# cuddeback on solar



## BWCA (Dec 30, 2005)

Has any one had any experience with putting the cuddeback on a battery/solar charger.It comes with a power port to do this but the company is not great with the info on how to.


----------



## JerryC (Jan 1, 2006)

I was thinking about that today. I might give it a try. If you do, let me know how it works for you. -JerryC


----------



## Handgunner (Jan 2, 2006)

Where would you buy such?  I have a cudde and might go this route if it's worthwhile......


----------



## BWCA (Jan 5, 2006)

I have a battery and solar charger on the way.I have already put one of the large sqaure 6 volt lantern type batteries to the camera and it works fine.ONLY use 6 volt batteries or 6 volts of power the company said any other would fry it.

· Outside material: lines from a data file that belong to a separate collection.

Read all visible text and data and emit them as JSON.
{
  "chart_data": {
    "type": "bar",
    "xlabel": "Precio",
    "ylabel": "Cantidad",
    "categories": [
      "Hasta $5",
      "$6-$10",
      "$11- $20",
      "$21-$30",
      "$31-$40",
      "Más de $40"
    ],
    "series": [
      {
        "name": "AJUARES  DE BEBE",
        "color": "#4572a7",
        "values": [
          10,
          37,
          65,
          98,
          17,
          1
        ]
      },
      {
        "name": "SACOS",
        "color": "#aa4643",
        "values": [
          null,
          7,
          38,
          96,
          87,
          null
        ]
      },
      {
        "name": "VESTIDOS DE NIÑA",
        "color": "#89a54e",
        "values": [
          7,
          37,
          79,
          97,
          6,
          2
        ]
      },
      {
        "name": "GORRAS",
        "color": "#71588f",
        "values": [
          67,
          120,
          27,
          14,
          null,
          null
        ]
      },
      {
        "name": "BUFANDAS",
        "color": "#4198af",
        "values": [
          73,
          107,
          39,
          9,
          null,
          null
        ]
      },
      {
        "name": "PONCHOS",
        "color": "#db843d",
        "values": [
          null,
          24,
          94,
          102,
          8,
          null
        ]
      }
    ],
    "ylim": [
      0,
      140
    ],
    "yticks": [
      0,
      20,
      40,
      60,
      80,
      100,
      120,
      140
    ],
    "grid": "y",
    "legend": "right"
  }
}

The battery I have coming is a 7amp/hour battery.The 4 d-cell batteries are less than .5 amp/hour so from what I was told the battery I have ordered is thought to run the system for 6 mos. or more without charge.


----------



## Handgunner (Jan 5, 2006)

How much does that battery run?  And would the flash be any brighter due to the higher amp's?


----------



## BWCA (Jan 5, 2006)

I think 15.00. The flash and everything else should work the same it is still only using 6 volts.The battery just has more stored power (a lot more) but still only puts out 6 volts. I ordered the 6 volt battery and charger  from sweeney feeders in Tx. The battery is a sealed lead/acid type and is said to not discharge in the cold(the man said charged batteries are usually stored in fridge to keep fresh).It takes a special charger(this type battery has to be charged very slow.) Hope to get the stuff soon to run some test but the real test will be north Mn winter for the next few months.


----------



## Handgunner (Jan 5, 2006)

If it handles that cold up there, Georgia should not be a problem.  When you find out whether you like it not, let me know.


----------